Karen Laster is the health care home director for Freeman Health System's Ozark Center. She says it helps to celebrate the holidays in the most familiar setting for someone with dementia. 

"It's best to keep things simple, the traditions that your loved one is comfortable with and the traditions your loved one wants to see in place are the traditions that should stay in place," said Karen Laster, RN Health Care Home Director, Ozark Center. 

She says the best holiday gift you can give one another is support.

"Talk about strategy. Talk about where mom is today, and that might not be where mom is this afternoon," said Laster. 

Laster believes you should resist forcing old traditions or memories on your loved one and embrace the new ones. 

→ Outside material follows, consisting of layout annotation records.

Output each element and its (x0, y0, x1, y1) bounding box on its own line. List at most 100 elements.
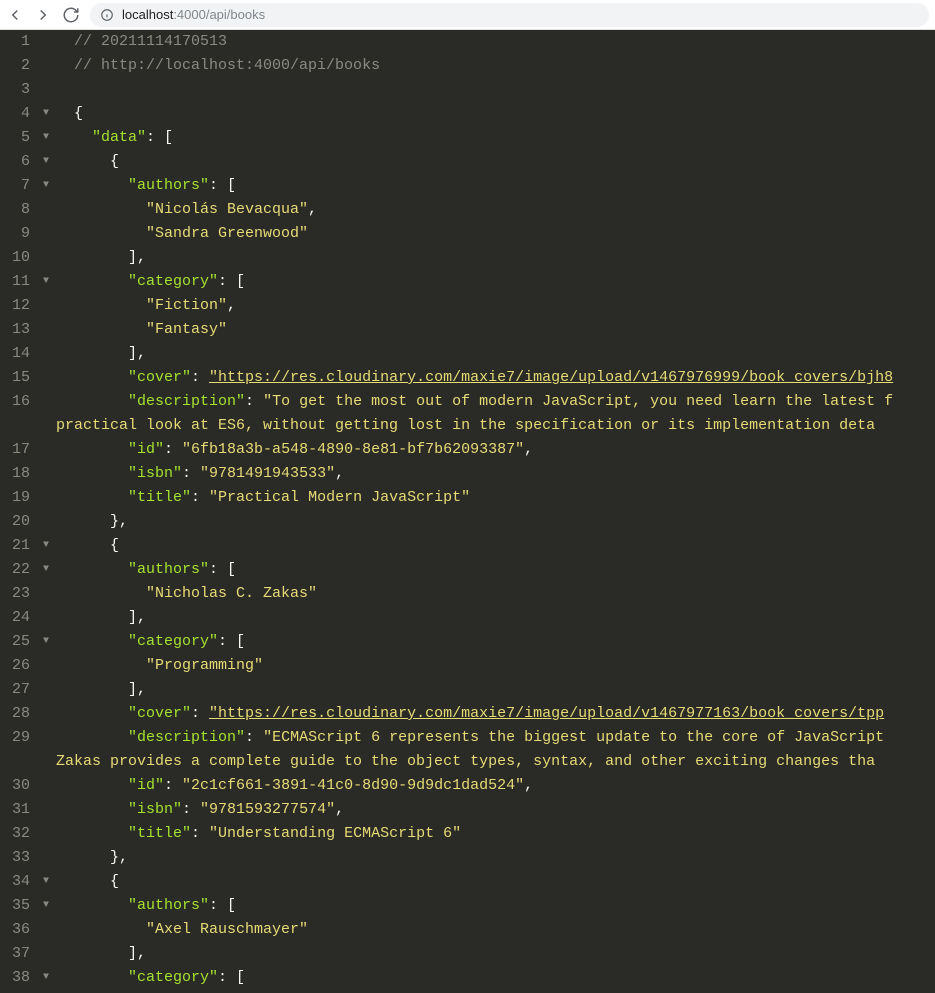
fold-toggle-icon (36, 318, 56, 342)
code-content: "description": "ECMAScript 6 represents … (56, 726, 935, 750)
fold-toggle-icon[interactable]: ▼ (36, 174, 56, 198)
line-number: 28 (0, 702, 36, 726)
line-number: 27 (0, 678, 36, 702)
forward-button[interactable] (34, 6, 52, 24)
code-content: // http://localhost:4000/api/books (56, 54, 935, 78)
url-link[interactable]: "https://res.cloudinary.com/maxie7/image… (209, 705, 884, 722)
line-number: 29 (0, 726, 36, 750)
code-line: 16 "description": "To get the most out o… (0, 390, 935, 414)
code-content: ], (56, 678, 935, 702)
fold-toggle-icon (36, 246, 56, 270)
fold-toggle-icon (36, 798, 56, 822)
line-number: 30 (0, 774, 36, 798)
fold-toggle-icon (36, 510, 56, 534)
fold-toggle-icon[interactable]: ▼ (36, 966, 56, 990)
code-line: 38▼ "category": [ (0, 966, 935, 990)
code-content: }, (56, 510, 935, 534)
line-number: 15 (0, 366, 36, 390)
fold-toggle-icon[interactable]: ▼ (36, 630, 56, 654)
fold-toggle-icon[interactable]: ▼ (36, 534, 56, 558)
code-content: "cover": "https://res.cloudinary.com/max… (56, 702, 935, 726)
code-content: "isbn": "9781491943533", (56, 462, 935, 486)
code-line: 13 "Fantasy" (0, 318, 935, 342)
fold-toggle-icon (36, 30, 56, 54)
line-number: 4 (0, 102, 36, 126)
code-line: 35▼ "authors": [ (0, 894, 935, 918)
fold-toggle-icon (36, 654, 56, 678)
fold-toggle-icon[interactable]: ▼ (36, 870, 56, 894)
back-button[interactable] (6, 6, 24, 24)
fold-toggle-icon[interactable]: ▼ (36, 150, 56, 174)
code-content: "Nicolás Bevacqua", (56, 198, 935, 222)
code-content: "Nicholas C. Zakas" (56, 582, 935, 606)
fold-toggle-icon (36, 822, 56, 846)
fold-toggle-icon[interactable]: ▼ (36, 558, 56, 582)
code-line: 37 ], (0, 942, 935, 966)
fold-toggle-icon (36, 726, 56, 750)
fold-toggle-icon[interactable]: ▼ (36, 102, 56, 126)
line-number: 14 (0, 342, 36, 366)
code-content: "Programming" (56, 654, 935, 678)
line-number: 19 (0, 486, 36, 510)
site-info-icon[interactable] (100, 8, 114, 22)
line-number: 5 (0, 126, 36, 150)
code-content: "category": [ (56, 270, 935, 294)
fold-toggle-icon (36, 390, 56, 414)
code-line: practical look at ES6, without getting l… (0, 414, 935, 438)
line-number: 34 (0, 870, 36, 894)
code-line: 19 "title": "Practical Modern JavaScript… (0, 486, 935, 510)
code-content: "data": [ (56, 126, 935, 150)
line-number: 12 (0, 294, 36, 318)
line-number: 26 (0, 654, 36, 678)
reload-button[interactable] (62, 6, 80, 24)
code-content: "id": "6fb18a3b-a548-4890-8e81-bf7b62093… (56, 438, 935, 462)
line-number (0, 414, 36, 438)
code-line: Zakas provides a complete guide to the o… (0, 750, 935, 774)
code-line: 32 "title": "Understanding ECMAScript 6" (0, 822, 935, 846)
code-line: 15 "cover": "https://res.cloudinary.com/… (0, 366, 935, 390)
fold-toggle-icon (36, 942, 56, 966)
url-link[interactable]: "https://res.cloudinary.com/maxie7/image… (209, 369, 893, 386)
fold-toggle-icon[interactable]: ▼ (36, 126, 56, 150)
fold-toggle-icon (36, 582, 56, 606)
code-content: "Axel Rauschmayer" (56, 918, 935, 942)
line-number: 13 (0, 318, 36, 342)
code-content: "cover": "https://res.cloudinary.com/max… (56, 366, 935, 390)
code-line: 36 "Axel Rauschmayer" (0, 918, 935, 942)
fold-toggle-icon[interactable]: ▼ (36, 894, 56, 918)
code-content: ], (56, 342, 935, 366)
line-number: 24 (0, 606, 36, 630)
code-line: 21▼ { (0, 534, 935, 558)
fold-toggle-icon (36, 678, 56, 702)
code-content: "Fiction", (56, 294, 935, 318)
fold-toggle-icon (36, 606, 56, 630)
code-line: 11▼ "category": [ (0, 270, 935, 294)
line-number: 8 (0, 198, 36, 222)
line-number: 20 (0, 510, 36, 534)
line-number: 2 (0, 54, 36, 78)
line-number: 35 (0, 894, 36, 918)
line-number: 7 (0, 174, 36, 198)
line-number: 32 (0, 822, 36, 846)
line-number: 33 (0, 846, 36, 870)
browser-toolbar: localhost:4000/api/books (0, 0, 935, 30)
code-content: "authors": [ (56, 894, 935, 918)
code-content: "title": "Understanding ECMAScript 6" (56, 822, 935, 846)
line-number: 23 (0, 582, 36, 606)
code-content: Zakas provides a complete guide to the o… (56, 750, 935, 774)
code-line: 20 }, (0, 510, 935, 534)
code-line: 3 (0, 78, 935, 102)
code-line: 29 "description": "ECMAScript 6 represen… (0, 726, 935, 750)
code-line: 1 // 20211114170513 (0, 30, 935, 54)
address-bar[interactable]: localhost:4000/api/books (90, 3, 929, 27)
code-line: 8 "Nicolás Bevacqua", (0, 198, 935, 222)
url-text: localhost:4000/api/books (122, 7, 265, 22)
code-content: "description": "To get the most out of m… (56, 390, 935, 414)
fold-toggle-icon (36, 462, 56, 486)
line-number: 18 (0, 462, 36, 486)
code-content: { (56, 102, 935, 126)
fold-toggle-icon (36, 774, 56, 798)
fold-toggle-icon (36, 486, 56, 510)
fold-toggle-icon[interactable]: ▼ (36, 270, 56, 294)
fold-toggle-icon (36, 438, 56, 462)
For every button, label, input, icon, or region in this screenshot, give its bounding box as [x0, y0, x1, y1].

"It's really important to enjoy where your family member takes you and not insist that you take them down your path, down your memory, but let them tell you about what they remember and give them that gift," said Laster. 

She says most of all, take care for yourself. Guydou says it helps to remember that this could be their last chance to celebrate the holidays together.

"If they keep asking you the same question, just keep answering it. The main thing is to just sit there and listen to them and keep them happy, and enjoy it," said Laster.

Gaydou says she also gets help from the Freeman Alzheimer's Support Group. Those meetings are on the first floor lobby at Freeman Hospital East. They meet every second Tuesday of each month from 6 p.m. until 7 p.m.